Artikel Mandel dan pernyataan “Sekretariat Tergabung” dicetak bersama dengan artikel oleh seorang anggota PKI Pablois, oleh Partai Pekerja Sosialis AS dalam sebuah pamflet bernama “Bencana di Indonesia” tertanggal Desember 1966. Lengkap dengan sebuah kata awal oleh Joseph Hansen, seorang pemimpin PPS yang memainkan peranan busuk dalam pergabungan kembali dengan para Pablois. Hansen, yang setelah itu diungkapkan sebagai agen Stalinis yang menjadi alat FBI dalam PPS, merupakan penghasut utama dalam perpecahan PPS dari KIIK di tahun 1963. Hansen berusaha untuk menenangkan para pembaca pamflet ini bahwa “salah satu ciri politik dunia sekarang” adalah “kecepatan rakyat untuk dapat memulihkan diri dari kekalahan-kekalahan yang dulunya akan membuat mereka tunduk selama puluhan tahun.”

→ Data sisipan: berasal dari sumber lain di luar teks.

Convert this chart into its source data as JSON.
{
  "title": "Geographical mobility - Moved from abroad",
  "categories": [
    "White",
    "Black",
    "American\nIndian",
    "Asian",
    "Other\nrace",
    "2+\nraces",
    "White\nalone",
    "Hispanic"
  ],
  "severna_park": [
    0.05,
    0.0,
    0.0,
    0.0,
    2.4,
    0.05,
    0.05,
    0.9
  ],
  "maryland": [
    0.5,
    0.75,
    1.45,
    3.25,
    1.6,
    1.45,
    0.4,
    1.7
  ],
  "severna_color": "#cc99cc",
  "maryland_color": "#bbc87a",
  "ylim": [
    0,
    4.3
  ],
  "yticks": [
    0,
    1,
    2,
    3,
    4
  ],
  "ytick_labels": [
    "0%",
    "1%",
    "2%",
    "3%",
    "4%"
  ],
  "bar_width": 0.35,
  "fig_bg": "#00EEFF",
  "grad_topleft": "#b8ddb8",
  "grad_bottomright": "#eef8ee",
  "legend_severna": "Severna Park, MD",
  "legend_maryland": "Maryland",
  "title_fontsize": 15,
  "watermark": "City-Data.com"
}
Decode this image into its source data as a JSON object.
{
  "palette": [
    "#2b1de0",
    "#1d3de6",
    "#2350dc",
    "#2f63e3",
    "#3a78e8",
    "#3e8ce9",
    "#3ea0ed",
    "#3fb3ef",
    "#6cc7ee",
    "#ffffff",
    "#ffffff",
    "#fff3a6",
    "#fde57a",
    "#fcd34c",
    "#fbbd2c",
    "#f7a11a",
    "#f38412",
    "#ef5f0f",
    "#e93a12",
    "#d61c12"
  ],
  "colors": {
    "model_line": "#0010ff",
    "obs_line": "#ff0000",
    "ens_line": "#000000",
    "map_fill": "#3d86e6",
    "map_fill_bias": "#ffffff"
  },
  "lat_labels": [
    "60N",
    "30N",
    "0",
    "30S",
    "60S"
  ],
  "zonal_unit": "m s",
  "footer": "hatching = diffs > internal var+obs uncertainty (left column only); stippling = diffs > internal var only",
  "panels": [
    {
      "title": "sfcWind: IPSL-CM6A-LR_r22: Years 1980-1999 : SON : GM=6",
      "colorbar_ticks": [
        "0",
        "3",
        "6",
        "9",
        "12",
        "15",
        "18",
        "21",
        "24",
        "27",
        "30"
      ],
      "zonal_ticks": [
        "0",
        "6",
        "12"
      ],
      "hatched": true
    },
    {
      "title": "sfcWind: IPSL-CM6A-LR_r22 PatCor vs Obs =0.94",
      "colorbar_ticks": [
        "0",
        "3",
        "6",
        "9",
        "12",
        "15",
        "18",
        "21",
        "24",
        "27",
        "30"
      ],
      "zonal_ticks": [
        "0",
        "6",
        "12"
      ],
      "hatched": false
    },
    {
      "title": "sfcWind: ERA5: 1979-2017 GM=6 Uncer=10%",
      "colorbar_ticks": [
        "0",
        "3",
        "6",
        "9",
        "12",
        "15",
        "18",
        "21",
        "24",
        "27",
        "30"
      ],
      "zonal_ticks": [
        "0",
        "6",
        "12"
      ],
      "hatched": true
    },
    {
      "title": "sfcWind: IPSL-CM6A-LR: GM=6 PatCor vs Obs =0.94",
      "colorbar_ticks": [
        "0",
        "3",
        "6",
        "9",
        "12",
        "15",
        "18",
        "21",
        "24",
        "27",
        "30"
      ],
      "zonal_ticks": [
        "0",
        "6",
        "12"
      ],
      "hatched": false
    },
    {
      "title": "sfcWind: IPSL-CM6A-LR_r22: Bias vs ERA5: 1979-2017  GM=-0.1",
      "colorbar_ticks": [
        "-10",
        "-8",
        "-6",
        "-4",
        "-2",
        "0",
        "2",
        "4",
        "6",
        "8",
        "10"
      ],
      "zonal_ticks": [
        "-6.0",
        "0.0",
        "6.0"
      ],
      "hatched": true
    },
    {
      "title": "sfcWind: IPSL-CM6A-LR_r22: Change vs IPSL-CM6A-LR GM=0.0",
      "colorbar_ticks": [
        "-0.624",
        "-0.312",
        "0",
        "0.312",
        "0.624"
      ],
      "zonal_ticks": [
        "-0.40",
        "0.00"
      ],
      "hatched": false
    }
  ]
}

Ketidakperdulian para Pablois kepada nasib rakyat Indonesia bukan hanya hasil dari ketebalan kulit dan sikap merendahkan kelas pekerja mereka, yang merupakan ciri-ciri golongan petit-burjuis, tetapi juga merupakan usaha mereka untuk menutupi faktor kritis dalam pengkhianatan di Indonesia – peranan yang dimainkan oleh para Pablois dan wakil-wakil mereka di Indonesia sendiri.
Itu adalah ukuran dari sinisme para Pablois dan sikap tunduk mereka kepada para Stalinis dan kaum burjuis nasional bahwa tidak satupun dari artikel-artikel dan pernyataan-pernyataan yang dicetak dalam pamflet mereka di tahun 1966 menyebut keberadaan sebuah badan anggota dari “Sekretariat Tergabung” di Indonesia, apalagi menerangkan peranan badan itu dalam kejadian-kejadian sebelum kudeta.
Hanya ada satu pernyataan pendek untuk pelegalisasian dan pembebasan semua anggota PKI, Partai Murbah dan Partai Acoma, meskipun Partai Akoma mempunyai hubungan dengan para Pablois sedikitnya mulai tahun 1953 dan disahkan sebagai seksi “Sekretariat Tergabung” di tahun 1960, ketika PPS Amerika sedang meningkatkan manuver-manuver tak berprinsip mereka untuk bergabung kembali dengan para Pablois.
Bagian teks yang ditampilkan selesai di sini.